Molecular cloning and expression of a dopamine D2 receptor from human retina.

Based on the sequence of a dopamine D2 receptor cloned from rat brain, we prepared a series of oligodeoxynucleotide probes. A mixture of these probes hybridized with a 2.6-kilobase species of mRNA extracted from several rat tissues including retina and, using in situ hybridization of these probes to cryostat sections of rat retina, they densely label the inner nuclear and outer plexiform layers. Labeling was also observed in the inner plexiform and ganglion cell layers. No hybridization was observed to the photoreceptor layers. A similar pattern of labeling was observed in monkey retina, indicating that the probes also hybridize with a homologous primate mRNA. The probes were used to screen a lambda gt10 library of human retina.
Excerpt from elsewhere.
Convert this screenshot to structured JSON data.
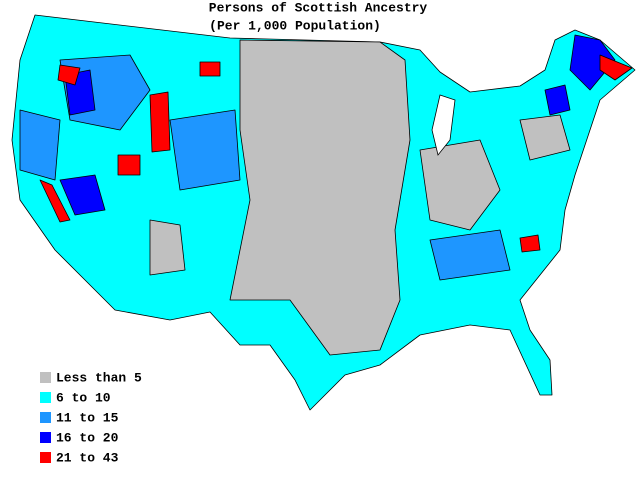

A 2.5-kilobase clone was isolated, which encodes a protein that differs from the rat brain protein by 18 amino acids. The 5' and 3' untranslated regions of the human retinal cDNA were also strongly homologous with the rat brain cDNA. The clone was subcloned into the pCD-PS expression vector and transfected into COS-7 cells. The transfected cells bound [3H]-raclopride with a pharmacology expected of dopamine D2 receptors. These data indicate that D2 receptors expressed in the inner retina and outer plexiform layer have genetic identity with those expressed by brain and that the human and rat D2 receptors are derived from highly related genes.